Oysa felsefi olarak insanın iki kez öldüğünü okumuştum.

İlki fiziki ölüm, bedenin zamana karşı yıpranarak artık ruhu taşıyamama noktasına geldiğindeki, vazgeçiş dönemi.

Bu aslında basit ve anlaşılabilirdi.

Oysa ikincisi …

Seni bilen , konuşan , geride bıraktıklarını taktir eden, paylaşan, son kişi de öldüğünde yani artık adının esamesiningeçmediğindeki o yok olma anı …

Gerçekten ölmek tabiri bana görebu fikre daha yakıncadır.

Bazı acıları vardır insanın , ciğerini söken.

Canının bir parçasını toprağa koymak suretiyle vedalaşmışsan, bilirsin…

Hepimizin henüz açmadığımız acılarla dolu odalarımız var aslında , yüzleşmediğimiz ve hatta bunu düşünmeye bile cesaret edemediğimiz türden acılar bunlar.

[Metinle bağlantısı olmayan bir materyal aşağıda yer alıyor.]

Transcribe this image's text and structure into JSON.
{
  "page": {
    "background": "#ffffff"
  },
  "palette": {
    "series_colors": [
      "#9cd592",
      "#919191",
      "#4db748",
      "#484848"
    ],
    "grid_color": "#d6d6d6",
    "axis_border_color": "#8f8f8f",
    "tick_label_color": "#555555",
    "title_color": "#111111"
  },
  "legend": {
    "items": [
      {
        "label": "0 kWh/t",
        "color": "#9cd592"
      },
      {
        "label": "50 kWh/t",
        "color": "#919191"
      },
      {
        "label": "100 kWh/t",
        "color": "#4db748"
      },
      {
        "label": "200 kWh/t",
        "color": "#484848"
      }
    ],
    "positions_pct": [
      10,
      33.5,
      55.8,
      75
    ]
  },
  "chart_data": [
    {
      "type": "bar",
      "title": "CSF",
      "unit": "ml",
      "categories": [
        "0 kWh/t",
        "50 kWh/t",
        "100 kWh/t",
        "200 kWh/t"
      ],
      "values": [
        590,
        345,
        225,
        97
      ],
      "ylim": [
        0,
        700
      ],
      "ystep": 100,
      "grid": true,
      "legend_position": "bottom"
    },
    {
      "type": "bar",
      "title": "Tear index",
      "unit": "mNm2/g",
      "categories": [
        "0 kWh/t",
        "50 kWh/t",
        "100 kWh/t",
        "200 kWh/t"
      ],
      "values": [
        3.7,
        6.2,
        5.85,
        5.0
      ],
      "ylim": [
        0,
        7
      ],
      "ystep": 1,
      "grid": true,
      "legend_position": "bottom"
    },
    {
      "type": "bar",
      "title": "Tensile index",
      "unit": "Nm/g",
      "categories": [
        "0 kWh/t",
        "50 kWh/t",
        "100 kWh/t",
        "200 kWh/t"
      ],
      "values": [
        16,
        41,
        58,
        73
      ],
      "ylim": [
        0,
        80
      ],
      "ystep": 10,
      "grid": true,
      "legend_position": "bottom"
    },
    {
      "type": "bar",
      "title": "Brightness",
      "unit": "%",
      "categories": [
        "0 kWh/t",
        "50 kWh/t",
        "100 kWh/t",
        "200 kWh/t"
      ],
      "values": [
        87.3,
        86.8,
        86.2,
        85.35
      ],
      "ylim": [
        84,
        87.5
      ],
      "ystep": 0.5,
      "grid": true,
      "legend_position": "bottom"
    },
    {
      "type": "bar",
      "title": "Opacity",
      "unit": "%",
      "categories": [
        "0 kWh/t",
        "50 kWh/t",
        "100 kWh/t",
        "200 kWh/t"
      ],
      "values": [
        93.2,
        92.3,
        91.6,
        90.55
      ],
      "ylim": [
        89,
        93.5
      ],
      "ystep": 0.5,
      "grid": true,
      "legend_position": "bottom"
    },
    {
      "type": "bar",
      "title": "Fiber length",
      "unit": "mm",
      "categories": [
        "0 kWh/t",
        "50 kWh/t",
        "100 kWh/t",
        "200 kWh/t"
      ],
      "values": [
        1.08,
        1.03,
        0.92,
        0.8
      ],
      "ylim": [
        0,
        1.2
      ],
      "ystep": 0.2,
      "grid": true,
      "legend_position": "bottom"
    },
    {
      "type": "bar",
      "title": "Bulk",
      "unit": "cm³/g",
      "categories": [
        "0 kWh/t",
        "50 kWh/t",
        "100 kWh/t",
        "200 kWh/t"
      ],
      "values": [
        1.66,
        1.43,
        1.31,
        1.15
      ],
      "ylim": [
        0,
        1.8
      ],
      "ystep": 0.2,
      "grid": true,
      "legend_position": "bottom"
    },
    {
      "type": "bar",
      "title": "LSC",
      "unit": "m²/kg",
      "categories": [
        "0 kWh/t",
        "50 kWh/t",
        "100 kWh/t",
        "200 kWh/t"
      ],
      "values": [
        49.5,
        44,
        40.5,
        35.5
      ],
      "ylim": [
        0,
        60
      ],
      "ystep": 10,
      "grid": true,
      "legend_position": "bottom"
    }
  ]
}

Ancak hayat böyle bir şey zaten , ne yaparsan yap bir gün o kapılar kırılırcasına açılacak.

Böylesi bir duruma hazırlıklı olmak ise kitaplardan okuyarak öğrenebileceğiniz türden bir deneyim değil .

İnsan acılarıyla yüzleşecektir maalesef , er yada geç…

Geçici dünya hayatın ve artık taşıyamayacağın kadar ağır gelen bedenin seni yarı yolda bırakacaktır.

Ne yaparsak yapalım değişmeyecektir bu durum…

O halde geride güzel şeyler bırakmak lazımdır , arkanızdan dua eden insanlar, kitaplar,öğrenciler , çocuklar …

Hayatın şu kısa yolunda çıktığımız yürüyüşümüzü , insanlığımızdan hiçbir şeyi eksiltmeden tamamlamak esastır bence.

Kalp kırmadan yürüyebilmek ne güzeldir mesela.

Yalan söylemeden yaşayabilmek.

Üzmeden kimsecikleri , tamamlayabilmek bu yolu , ne kadar önemlidir.

Ancak , insanı ölüm karşısında çaresiz bırakan aslında nedir ?

Sevdiklerinle vedalaşmak mı ?

Onları üzmek mi ?

Nereye gideceğini bilememek mi?

Yok olmak mı ?

Belirsizliğin kestirilemezliğimi ?

Bu soruları yanıtlayabilmiş ve cevaplarıyla insanları tatmin edebilen bir filozof okumadım, maalesef.

Oysa , Lucretius gibi ölümü görmezden gelecek kaçamak cevaplar söylenmiştir.

‘Ben varken ölüm yok, ölüm varken ben yokum, o halde korkacak ne var ? ’

Yada, Woody Allen , gibide düşünebilirsiniz,

''Ölümden korkmuyorum, sadece o geldiğinde ben orada bulunmak istemiyorum.''

Ancak maalesef ne düşünürseniz düşünün sonuç değişmeyecektir.